Après plusieurs jours de suspicions, les autorités ont ouvertement mis en cause jeudi la plateforme, propriété du géant chinois Byte Dance. Calin Georgescu a bénéficié d’un «traitement préférentiel» de la part de cette application très populaire en Roumanie, a affirmé le Conseil suprême de la défense nationale après une réunion consacrée aux cyber-risques dans les élections.
Sans le nommer, le communiqué de la présidence évoque «l’exposition massive» dont il a bénéficié, et appelle à des mesures immédiates, sans préciser lesquelles. La veille, TikTok avait dénoncé des allégations «erronées et trompeuses».
La Commission européenne a d’ores et déjà été saisie par l’autorité de régulation des médias d’une demande «d’investigation formelle sur le rôle» du réseau social. Dans le cadre du règlement sur les services numériques (DDA), TikTok a «l’obligation d’évaluer et d’atténuer les risques systémiques liés aux processus électoraux», rappelle Bruxelles. Si la Commission «soupçonne une infraction, elle peut donc ouvrir une procédure pour vérifier le respect» des engagements pris par la plateforme.
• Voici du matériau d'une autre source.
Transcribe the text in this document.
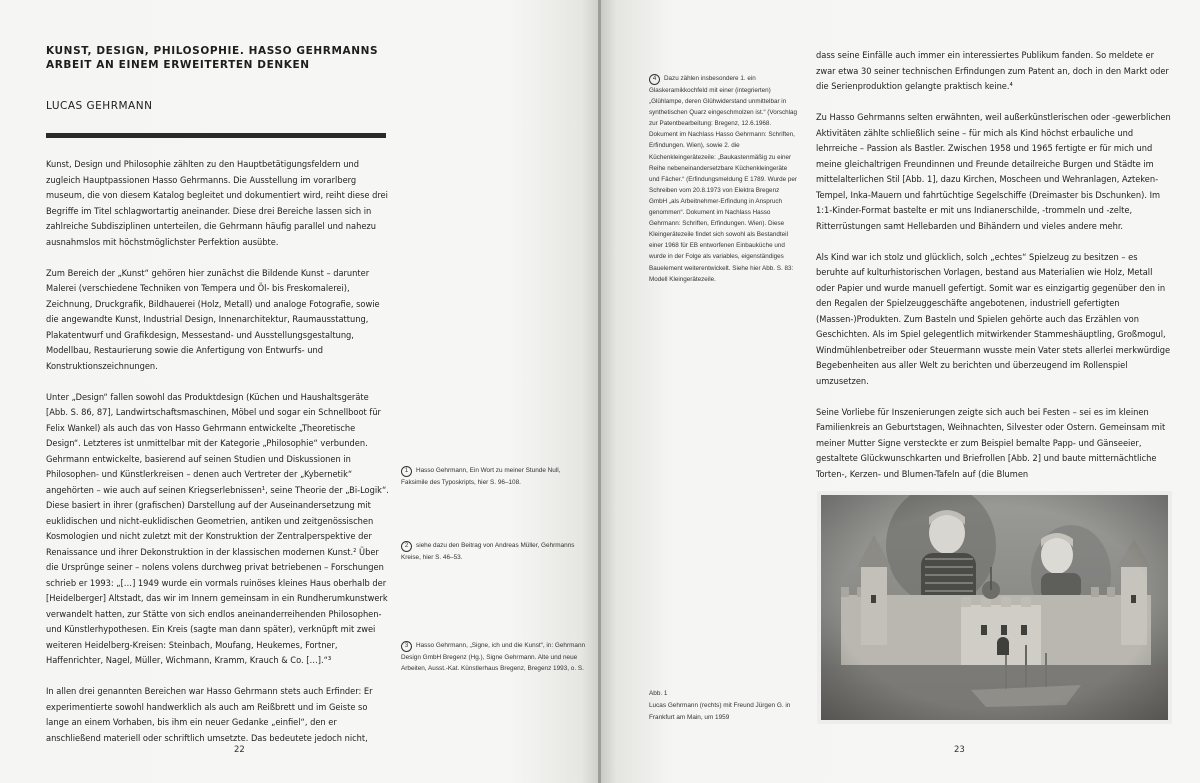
KUNST, DESIGN, PHILOSOPHIE. HASSO GEHRMANNS
ARBEIT AN EINEM ERWEITERTEN DENKEN
LUCAS GEHRMANN

Kunst, Design und Philosophie zählten zu den Hauptbetätigungsfeldern und zugleich Hauptpassionen Hasso Gehrmanns. Die Ausstellung im vorarlberg museum, die von diesem Katalog begleitet und dokumentiert wird, reiht diese drei Begriffe im Titel schlagwortartig aneinander. Diese drei Bereiche lassen sich in zahlreiche Subdisziplinen unterteilen, die Gehrmann häufig parallel und nahezu ausnahmslos mit höchstmöglichster Perfektion ausübte.

Zum Bereich der „Kunst“ gehören hier zunächst die Bildende Kunst – darunter Malerei (verschiedene Techniken von Tempera und Öl- bis Freskomalerei), Zeichnung, Druckgrafik, Bildhauerei (Holz, Metall) und analoge Fotografie, sowie die angewandte Kunst, Industrial Design, Innenarchitektur, Raumausstattung, Plakatentwurf und Grafikdesign, Messestand- und Ausstellungsgestaltung, Modellbau, Restaurierung sowie die Anfertigung von Entwurfs- und Konstruktionszeichnungen.

Unter „Design“ fallen sowohl das Produktdesign (Küchen und Haushaltsgeräte [Abb. S. 86, 87], Landwirtschaftsmaschinen, Möbel und sogar ein Schnellboot für Felix Wankel) als auch das von Hasso Gehrmann entwickelte „Theoretische Design“. Letzteres ist unmittelbar mit der Kategorie „Philosophie“ verbunden. Gehrmann entwickelte, basierend auf seinen Studien und Diskussionen in Philosophen- und Künstlerkreisen – denen auch Vertreter der „Kybernetik“ angehörten – wie auch auf seinen Kriegserlebnissen¹, seine Theorie der „Bi-Logik“. Diese basiert in ihrer (grafischen) Darstellung auf der Auseinandersetzung mit euklidischen und nicht-euklidischen Geometrien, antiken und zeitgenössischen Kosmologien und nicht zuletzt mit der Konstruktion der Zentralperspektive der Renaissance und ihrer Dekonstruktion in der klassischen modernen Kunst.² Über die Ursprünge seiner – nolens volens durchweg privat betriebenen – Forschungen schrieb er 1993: „[…] 1949 wurde ein vormals ruinöses kleines Haus oberhalb der [Heidelberger] Altstadt, das wir im Innern gemeinsam in ein Rundherumkunstwerk verwandelt hatten, zur Stätte von sich endlos aneinanderreihenden Philosophen- und Künstlerhypothesen. Ein Kreis (sagte man dann später), verknüpft mit zwei weiteren Heidelberg-Kreisen: Steinbach, Moufang, Heukemes, Fortner, Haffenrichter, Nagel, Müller, Wichmann, Kramm, Krauch & Co. […].“³

In allen drei genannten Bereichen war Hasso Gehrmann stets auch Erfinder: Er experimentierte sowohl handwerklich als auch am Reißbrett und im Geiste so lange an einem Vorhaben, bis ihm ein neuer Gedanke „einfiel“, den er anschließend materiell oder schriftlich umsetzte. Das bedeutete jedoch nicht,

1 Hasso Gehrmann, Ein Wort zu meiner Stunde Null, Faksimile des Typoskripts, hier S. 96–108.
2 siehe dazu den Beitrag von Andreas Müller, Gehrmanns Kreise, hier S. 46–53.
3 Hasso Gehrmann, „Signe, ich und die Kunst“, in: Gehrmann Design GmbH Bregenz (Hg.), Signe Gehrmann. Alte und neue Arbeiten, Ausst.-Kat. Künstlerhaus Bregenz, Bregenz 1993, o. S.
22
4 Dazu zählen insbesondere 1. ein Glaskeramikkochfeld mit einer (integrierten) „Glühlampe, deren Glühwiderstand unmittelbar in synthetischen Quarz eingeschmolzen ist.“ (Vorschlag zur Patentbearbeitung: Bregenz, 12.6.1968. Dokument im Nachlass Hasso Gehrmann: Schriften, Erfindungen. Wien), sowie 2. die Küchenkleingerätezeile: „Baukastenmäßig zu einer Reihe nebeneinandersetzbare Küchenkleingeräte und Fächer.“ (Erfindungsmeldung E 1789. Wurde per Schreiben vom 20.8.1973 von Elektra Bregenz GmbH „als Arbeitnehmer-Erfindung in Anspruch genommen“. Dokument im Nachlass Hasso Gehrmann: Schriften, Erfindungen. Wien). Diese Kleingerätezeile findet sich sowohl als Bestandteil einer 1968 für EB entworfenen Einbauküche und wurde in der Folge als variables, eigenständiges Bauelement weiterentwickelt. Siehe hier Abb. S. 83: Modell Kleingerätezeile.

dass seine Einfälle auch immer ein interessiertes Publikum fanden. So meldete er zwar etwa 30 seiner technischen Erfindungen zum Patent an, doch in den Markt oder die Serienproduktion gelangte praktisch keine.⁴

Zu Hasso Gehrmanns selten erwähnten, weil außerkünstlerischen oder -gewerblichen Aktivitäten zählte schließlich seine – für mich als Kind höchst erbauliche und lehrreiche – Passion als Bastler. Zwischen 1958 und 1965 fertigte er für mich und meine gleichaltrigen Freundinnen und Freunde detailreiche Burgen und Städte im mittelalterlichen Stil [Abb. 1], dazu Kirchen, Moscheen und Wehranlagen, Azteken-Tempel, Inka-Mauern und fahrtüchtige Segelschiffe (Dreimaster bis Dschunken). Im 1:1-Kinder-Format bastelte er mit uns Indianerschilde, -trommeln und -zelte, Ritterrüstungen samt Hellebarden und Bihändern und vieles andere mehr.

Als Kind war ich stolz und glücklich, solch „echtes“ Spielzeug zu besitzen – es beruhte auf kulturhistorischen Vorlagen, bestand aus Materialien wie Holz, Metall oder Papier und wurde manuell gefertigt. Somit war es einzigartig gegenüber den in den Regalen der Spielzeuggeschäfte angebotenen, industriell gefertigten (Massen-)Produkten. Zum Basteln und Spielen gehörte auch das Erzählen von Geschichten. Als im Spiel gelegentlich mitwirkender Stammeshäuptling, Großmogul, Windmühlenbetreiber oder Steuermann wusste mein Vater stets allerlei merkwürdige Begebenheiten aus aller Welt zu berichten und überzeugend im Rollenspiel umzusetzen.

Seine Vorliebe für Inszenierungen zeigte sich auch bei Festen – sei es im kleinen Familienkreis an Geburtstagen, Weihnachten, Silvester oder Ostern. Gemeinsam mit meiner Mutter Signe versteckte er zum Beispiel bemalte Papp- und Gänseeier, gestaltete Glückwunschkarten und Briefrollen [Abb. 2] und baute mitternächtliche Torten-, Kerzen- und Blumen-Tafeln auf (die Blumen

Abb. 1
Lucas Gehrmann (rechts) mit Freund Jürgen G. in Frankfurt am Main, um 1959
23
Enfin, la Roumanie dit avoir constaté des «cyberattaques» visant à «influencer la régularité du processus électoral» en cours, notant «un intérêt croissant de la part de la Russie (…) dans le contexte actuel de sécurité régionale».
Selon la législation, l’élection peut être annulée en cas de découverte de «fraudes de nature à altérer les résultats ou l’ordre d’arrivée des candidats».
«C’est une situation sans précédent» depuis la chute du communisme et la transition démocratique en 1989, a commenté un ancien juge auprès de la Cour, Augustin Zegrean, sur la chaîne roumaine Digi24. «Les choses risquent de tourner très mal», redoute-t-il, alors que le calendrier électoral est très serré.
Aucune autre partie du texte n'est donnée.